Dennoch haben andere den großen Mann nicht ohne Nachdruck verteidigt, der entkräftet in Schatten zurücktrat, als England durch ihn triumphierte. Weder Würden noch Titel konnten Pitt erhöhn, sondern er entwich allein dadurch dem Geräusch und den Stürmen der Regierung, weil er Ruhe wünschte nach unsterblichen Taten; und verdient sie vielleicht der Retter seines Volks nicht?
Aber als er neulich sich wieder auf seinen Krücken emporhub und im Parlament mit sterbender Stimme rief: »Briten, ihr wollt Frieden kaufen? aufopfern Ruhm und Herrschaft, nicht züchtigen Frankreich, das vor euch bebte, euch nun hohnspricht? – Ich – zeuge wider euch bei der Nachwelt. Auf, laßt uns kämpfen, fallen, wenn es sein muß, unter den Trümmern des Vaterlandes!« War das nicht wieder die große Seele Pitts, die neuverklärt über ihrem Leichnam schwebte?

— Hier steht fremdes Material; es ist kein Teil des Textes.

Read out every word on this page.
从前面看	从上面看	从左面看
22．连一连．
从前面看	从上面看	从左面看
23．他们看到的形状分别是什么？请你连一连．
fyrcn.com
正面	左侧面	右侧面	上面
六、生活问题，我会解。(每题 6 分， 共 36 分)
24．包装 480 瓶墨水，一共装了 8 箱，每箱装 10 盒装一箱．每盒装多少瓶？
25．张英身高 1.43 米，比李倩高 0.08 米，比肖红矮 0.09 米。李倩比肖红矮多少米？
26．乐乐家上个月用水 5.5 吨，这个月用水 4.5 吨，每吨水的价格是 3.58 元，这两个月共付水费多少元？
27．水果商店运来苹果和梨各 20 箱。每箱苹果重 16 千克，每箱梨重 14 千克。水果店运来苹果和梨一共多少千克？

Die gegenwärtige Epoche von England erinnert an Roms gefahrvollen Krieg mit Tarent und den Chatham jener Zeit. Pyrrhus, als Bundsgenoß der Tarentiner, hatte den Konsul Laevinus überwunden und stand mit seinem Heer nur achtzehn Stunden von Rom; aber weil er Römermut zu würdigen verstand, so trug er dem Senat gleich nach erfochtenem Sieg freiwillig einen Vertrag durch den Philosophen Cineas an, der durch Geschenke und Gründe und durch allen Schmuck der Redekunst das Erbieten zu empfehlen wußte. Schon wankte der Rat, und einige stellten vor, daß eine große Schlacht verloren sei, daß eine zweite gefährlicher, entscheidender werden könnte, weil manche Völker Italiens sich mit Pyrrhus vereinigen wollten. Rom war im Begriff, einen schimpflichen Frieden als eine Wohltat anzunehmen. Aber Appius Claudius lebte noch, der, im hohen Alter und des Gesichtes beraubt, fern von Geschäften unter seinen Lorbeern ruhte. Es verlohnt sich der Mühe, anzuführen, was Cicero von diesem Manne sagt: »Appius Claudius war nicht allein alt, sondern auch blind; dennoch, als der Senat zum Frieden mit Pyrrhus geneigt war, sprach er dawider, wie Ennius solches in folgenden Versen ausdrückt: ›Wie ist euer standhafter Mut auf einmal so törig und tief herabgesunken, ihr Römer!‹« Und an einer andern Stelle: »Appius stand seiner Familie vor und war alt und blind; sein Geist war gespannt wie ein Bogen; er unterlag der Schwachheit des Alters nicht und erhielt nicht allein Ansehen unter den Seinigen, sondern er beherrschte sie auch. Er war gefürchtet von seinen Knechten, von seinen Kindern geehrt und geliebt von allen. In seinem Hause blühten alte väterliche Sitten und Zucht.« (»Cato maior vel De senectute«, Kapitel V und XI) Er hörte nicht so bald die friedliche Neigung des Senats, als er sich in einer offnen Sänfte über den großen Platz von Rom nach dem Kapitol bringen ließ. An der Türe erwarteten ihn seine Schwiegersöhne und Kinder, auf deren Arme gestützt er in die Versammlung trat, die bei dem Anblick des großen Mannes in stiller Ehrfurcht schwieg.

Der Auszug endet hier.